Goldmark sees boxes as a potential focus area for major companies pursuing zero waste goals or looking for ways to minimize their footprints. Ikea, for example, has pledged to become “100% circular” by 2030. Target has also pledged to redesign all its owned-brand products for 100% circularity by 2040.
Other businesses — such as Port Packaging, also based in Philadelphia, and United Container, which has three locations in the Midwest, East and South — also follow this box reuse model. In addition, an online hub called BoxCycle finds reused boxes by zip code.
Business is sprightly enough that American Box opened two new facilities, near Pittsburgh and Dayton, Ohio, in the last five years. “It’s been amazing to see the demand and the growth,” said Spradlin.
Although box shipments plummeted by 8.4% in Q4 2022, Rachel Kenyon, senior vice president of the Fibre Box Association, intimated that second-use box companies didn’t present a threat to sales in the sector. In fact, those companies’ missions line up with the broader industry’s sustainability goals.
“The corrugated cardboard packaging industry is committed to keeping box fibers in use for as long as possible,” she wrote in an email. “A circular approach has made boxes … reusable and sustainable for many years. Even when other materials are recycled, they may not come back as the exact same product — boxes do.”
Spradlin said that boxes are often reused just once before getting “repulped and turned into paper or another box after.” American Box is exploring ways to continue the reuse, but logistics are tricky. After boxes leave a distribution center, they often go to a nationwide network of shipping and receiving departments. Plus a box loses integrity every time it’s taped and reopened. American Box inspects the condition and structural integrity of each box it collects, while also peeling off excess tape.
However, said Spradlin, “We have some local customers where [this model] might be a better fit because they have enough stores centrally located, whereby we could collect those boxes and return them back to their [distribution control system].”

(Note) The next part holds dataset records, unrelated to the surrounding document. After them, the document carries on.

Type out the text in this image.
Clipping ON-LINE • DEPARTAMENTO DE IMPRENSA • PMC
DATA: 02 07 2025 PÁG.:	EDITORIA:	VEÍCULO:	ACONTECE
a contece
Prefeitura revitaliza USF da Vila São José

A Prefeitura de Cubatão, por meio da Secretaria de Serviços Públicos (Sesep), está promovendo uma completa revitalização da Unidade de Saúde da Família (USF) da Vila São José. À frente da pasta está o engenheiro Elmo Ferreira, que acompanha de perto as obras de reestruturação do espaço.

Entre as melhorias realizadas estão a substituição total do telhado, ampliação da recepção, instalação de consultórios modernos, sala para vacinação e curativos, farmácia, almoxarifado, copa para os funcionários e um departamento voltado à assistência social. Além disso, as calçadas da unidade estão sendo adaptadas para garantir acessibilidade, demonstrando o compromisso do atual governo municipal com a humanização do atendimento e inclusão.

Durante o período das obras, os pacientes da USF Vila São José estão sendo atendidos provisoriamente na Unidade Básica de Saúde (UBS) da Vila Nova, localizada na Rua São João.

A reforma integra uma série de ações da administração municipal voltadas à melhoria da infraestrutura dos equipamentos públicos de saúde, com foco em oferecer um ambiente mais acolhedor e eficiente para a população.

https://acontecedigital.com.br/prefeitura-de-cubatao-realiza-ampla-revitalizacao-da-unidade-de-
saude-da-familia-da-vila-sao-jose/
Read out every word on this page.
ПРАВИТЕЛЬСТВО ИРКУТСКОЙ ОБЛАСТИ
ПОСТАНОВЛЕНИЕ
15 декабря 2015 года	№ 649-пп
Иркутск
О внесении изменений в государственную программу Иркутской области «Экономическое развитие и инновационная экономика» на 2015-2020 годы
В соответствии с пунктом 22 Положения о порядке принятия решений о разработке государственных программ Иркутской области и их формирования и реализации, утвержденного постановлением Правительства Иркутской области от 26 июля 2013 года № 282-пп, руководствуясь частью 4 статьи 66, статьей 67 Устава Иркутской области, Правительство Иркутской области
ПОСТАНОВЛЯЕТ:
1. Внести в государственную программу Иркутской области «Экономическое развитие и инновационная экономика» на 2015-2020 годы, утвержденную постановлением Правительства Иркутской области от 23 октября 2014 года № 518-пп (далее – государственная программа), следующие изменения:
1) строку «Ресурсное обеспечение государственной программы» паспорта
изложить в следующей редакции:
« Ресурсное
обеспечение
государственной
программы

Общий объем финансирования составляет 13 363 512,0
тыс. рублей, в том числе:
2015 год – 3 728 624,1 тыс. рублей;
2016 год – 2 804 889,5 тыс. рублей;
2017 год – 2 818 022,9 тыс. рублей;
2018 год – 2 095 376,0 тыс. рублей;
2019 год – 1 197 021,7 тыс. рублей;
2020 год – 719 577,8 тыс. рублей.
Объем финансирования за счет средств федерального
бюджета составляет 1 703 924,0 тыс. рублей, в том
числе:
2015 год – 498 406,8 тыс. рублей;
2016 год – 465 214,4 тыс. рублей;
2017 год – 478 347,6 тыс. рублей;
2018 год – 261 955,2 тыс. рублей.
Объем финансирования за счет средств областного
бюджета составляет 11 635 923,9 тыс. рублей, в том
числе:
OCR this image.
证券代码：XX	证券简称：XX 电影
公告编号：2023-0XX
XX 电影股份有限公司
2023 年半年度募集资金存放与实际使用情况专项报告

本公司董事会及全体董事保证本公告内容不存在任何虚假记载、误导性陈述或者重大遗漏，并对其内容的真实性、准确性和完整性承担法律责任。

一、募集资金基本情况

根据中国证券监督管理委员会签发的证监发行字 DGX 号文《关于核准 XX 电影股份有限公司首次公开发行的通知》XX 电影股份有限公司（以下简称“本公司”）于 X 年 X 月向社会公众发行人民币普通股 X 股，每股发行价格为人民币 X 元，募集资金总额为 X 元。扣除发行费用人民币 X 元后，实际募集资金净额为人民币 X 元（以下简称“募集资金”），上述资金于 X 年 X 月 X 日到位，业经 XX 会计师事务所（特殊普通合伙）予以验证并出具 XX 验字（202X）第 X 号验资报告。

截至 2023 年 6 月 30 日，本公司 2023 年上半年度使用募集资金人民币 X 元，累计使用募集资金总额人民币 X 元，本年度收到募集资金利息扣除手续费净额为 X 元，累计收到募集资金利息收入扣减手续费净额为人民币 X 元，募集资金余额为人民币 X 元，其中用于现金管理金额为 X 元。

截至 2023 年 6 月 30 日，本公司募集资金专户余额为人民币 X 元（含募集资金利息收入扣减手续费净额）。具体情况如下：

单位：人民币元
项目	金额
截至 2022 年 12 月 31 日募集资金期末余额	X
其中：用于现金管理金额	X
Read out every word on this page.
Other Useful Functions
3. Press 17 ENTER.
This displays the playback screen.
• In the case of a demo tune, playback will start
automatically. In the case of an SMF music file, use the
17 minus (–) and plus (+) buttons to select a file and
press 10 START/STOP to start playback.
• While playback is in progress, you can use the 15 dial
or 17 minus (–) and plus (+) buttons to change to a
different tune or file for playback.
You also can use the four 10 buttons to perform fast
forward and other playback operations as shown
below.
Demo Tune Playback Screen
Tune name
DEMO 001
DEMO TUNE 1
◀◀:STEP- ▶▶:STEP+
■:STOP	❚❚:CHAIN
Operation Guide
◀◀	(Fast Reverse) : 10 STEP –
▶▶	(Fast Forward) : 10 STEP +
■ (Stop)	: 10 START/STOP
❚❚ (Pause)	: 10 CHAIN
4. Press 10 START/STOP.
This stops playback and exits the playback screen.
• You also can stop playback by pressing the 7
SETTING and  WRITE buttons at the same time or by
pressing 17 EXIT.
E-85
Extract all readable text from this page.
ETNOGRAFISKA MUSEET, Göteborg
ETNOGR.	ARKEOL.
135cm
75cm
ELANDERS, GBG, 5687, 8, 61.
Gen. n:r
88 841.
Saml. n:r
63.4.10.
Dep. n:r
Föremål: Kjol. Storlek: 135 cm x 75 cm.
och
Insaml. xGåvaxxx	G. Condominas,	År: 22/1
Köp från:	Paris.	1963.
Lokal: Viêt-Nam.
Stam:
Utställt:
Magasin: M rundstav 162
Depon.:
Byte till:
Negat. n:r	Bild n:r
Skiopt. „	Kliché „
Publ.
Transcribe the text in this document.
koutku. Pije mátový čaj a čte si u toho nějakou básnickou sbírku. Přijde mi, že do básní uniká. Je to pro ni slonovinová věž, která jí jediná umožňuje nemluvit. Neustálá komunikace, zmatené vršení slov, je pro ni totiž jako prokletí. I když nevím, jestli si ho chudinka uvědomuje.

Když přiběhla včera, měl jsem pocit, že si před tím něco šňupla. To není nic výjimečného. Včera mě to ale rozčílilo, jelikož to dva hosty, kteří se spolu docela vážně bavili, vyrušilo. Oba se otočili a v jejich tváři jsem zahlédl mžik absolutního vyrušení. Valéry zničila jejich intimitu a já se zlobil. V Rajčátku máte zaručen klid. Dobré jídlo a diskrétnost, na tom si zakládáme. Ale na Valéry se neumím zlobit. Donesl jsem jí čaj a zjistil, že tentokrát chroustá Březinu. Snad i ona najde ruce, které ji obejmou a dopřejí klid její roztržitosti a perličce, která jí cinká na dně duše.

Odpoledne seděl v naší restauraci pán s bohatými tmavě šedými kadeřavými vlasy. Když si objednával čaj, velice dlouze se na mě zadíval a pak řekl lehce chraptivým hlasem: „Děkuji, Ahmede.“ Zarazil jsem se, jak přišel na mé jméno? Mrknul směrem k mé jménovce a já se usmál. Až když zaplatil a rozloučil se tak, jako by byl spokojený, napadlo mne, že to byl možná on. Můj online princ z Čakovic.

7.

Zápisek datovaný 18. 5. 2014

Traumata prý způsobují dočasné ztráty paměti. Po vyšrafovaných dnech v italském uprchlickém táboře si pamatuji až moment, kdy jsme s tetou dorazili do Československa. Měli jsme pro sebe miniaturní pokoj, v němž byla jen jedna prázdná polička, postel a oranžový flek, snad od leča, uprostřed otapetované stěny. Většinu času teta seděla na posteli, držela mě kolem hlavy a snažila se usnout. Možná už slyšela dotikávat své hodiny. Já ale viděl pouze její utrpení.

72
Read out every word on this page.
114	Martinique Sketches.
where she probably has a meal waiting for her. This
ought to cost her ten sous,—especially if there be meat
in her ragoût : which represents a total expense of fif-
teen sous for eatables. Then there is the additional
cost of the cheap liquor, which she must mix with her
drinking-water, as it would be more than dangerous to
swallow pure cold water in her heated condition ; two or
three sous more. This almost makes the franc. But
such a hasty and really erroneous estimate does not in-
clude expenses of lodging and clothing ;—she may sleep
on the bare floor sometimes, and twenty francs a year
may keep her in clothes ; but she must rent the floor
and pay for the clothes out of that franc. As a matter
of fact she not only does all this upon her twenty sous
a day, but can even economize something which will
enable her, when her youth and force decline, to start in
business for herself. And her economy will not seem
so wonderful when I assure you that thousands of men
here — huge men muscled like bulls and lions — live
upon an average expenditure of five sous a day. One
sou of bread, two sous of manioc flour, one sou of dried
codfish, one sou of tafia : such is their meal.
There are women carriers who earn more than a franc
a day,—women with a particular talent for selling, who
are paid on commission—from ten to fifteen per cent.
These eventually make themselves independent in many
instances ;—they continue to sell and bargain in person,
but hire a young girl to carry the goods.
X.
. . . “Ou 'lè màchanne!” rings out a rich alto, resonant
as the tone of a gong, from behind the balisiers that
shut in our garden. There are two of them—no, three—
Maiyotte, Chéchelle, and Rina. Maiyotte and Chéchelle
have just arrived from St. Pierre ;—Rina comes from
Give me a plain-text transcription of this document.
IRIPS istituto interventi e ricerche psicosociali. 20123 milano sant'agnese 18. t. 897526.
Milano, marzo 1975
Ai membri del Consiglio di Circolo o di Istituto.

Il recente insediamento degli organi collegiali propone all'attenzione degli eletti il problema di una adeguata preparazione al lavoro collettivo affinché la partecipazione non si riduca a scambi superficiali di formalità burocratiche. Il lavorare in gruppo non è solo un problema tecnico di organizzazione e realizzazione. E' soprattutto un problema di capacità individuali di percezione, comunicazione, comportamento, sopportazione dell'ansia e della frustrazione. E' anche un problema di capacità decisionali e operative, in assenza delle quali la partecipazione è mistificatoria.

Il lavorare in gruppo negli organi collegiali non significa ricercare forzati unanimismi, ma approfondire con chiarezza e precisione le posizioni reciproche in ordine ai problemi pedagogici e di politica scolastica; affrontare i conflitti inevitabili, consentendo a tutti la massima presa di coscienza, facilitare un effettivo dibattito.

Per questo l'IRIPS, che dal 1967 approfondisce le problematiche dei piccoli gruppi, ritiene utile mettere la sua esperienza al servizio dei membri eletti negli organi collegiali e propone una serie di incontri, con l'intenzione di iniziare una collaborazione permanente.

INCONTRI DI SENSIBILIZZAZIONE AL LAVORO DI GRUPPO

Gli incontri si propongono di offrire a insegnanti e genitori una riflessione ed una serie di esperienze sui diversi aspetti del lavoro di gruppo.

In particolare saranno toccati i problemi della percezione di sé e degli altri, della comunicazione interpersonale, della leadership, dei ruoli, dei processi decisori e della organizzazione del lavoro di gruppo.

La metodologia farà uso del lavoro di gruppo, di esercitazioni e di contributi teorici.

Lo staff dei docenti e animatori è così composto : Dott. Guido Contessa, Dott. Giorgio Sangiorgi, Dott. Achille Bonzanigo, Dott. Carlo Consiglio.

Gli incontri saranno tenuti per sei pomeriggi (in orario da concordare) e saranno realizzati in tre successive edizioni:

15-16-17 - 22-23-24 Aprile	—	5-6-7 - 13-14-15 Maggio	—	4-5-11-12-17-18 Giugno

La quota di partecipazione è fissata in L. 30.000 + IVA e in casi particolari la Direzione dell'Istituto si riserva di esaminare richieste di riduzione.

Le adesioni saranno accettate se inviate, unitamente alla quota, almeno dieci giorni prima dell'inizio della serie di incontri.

To make this sort of ongoing circularity work on a larger scale, Barnard’s Goldmark sees changing corporate behavior as “a big lift, because companies are probably going to have to build their own reverse logistics system to get boxes back into their warehouse.” Still, she said, “We had the capacity to build an incredibly complex linear system. We have the intellectual and technical capacity to build a circular one.”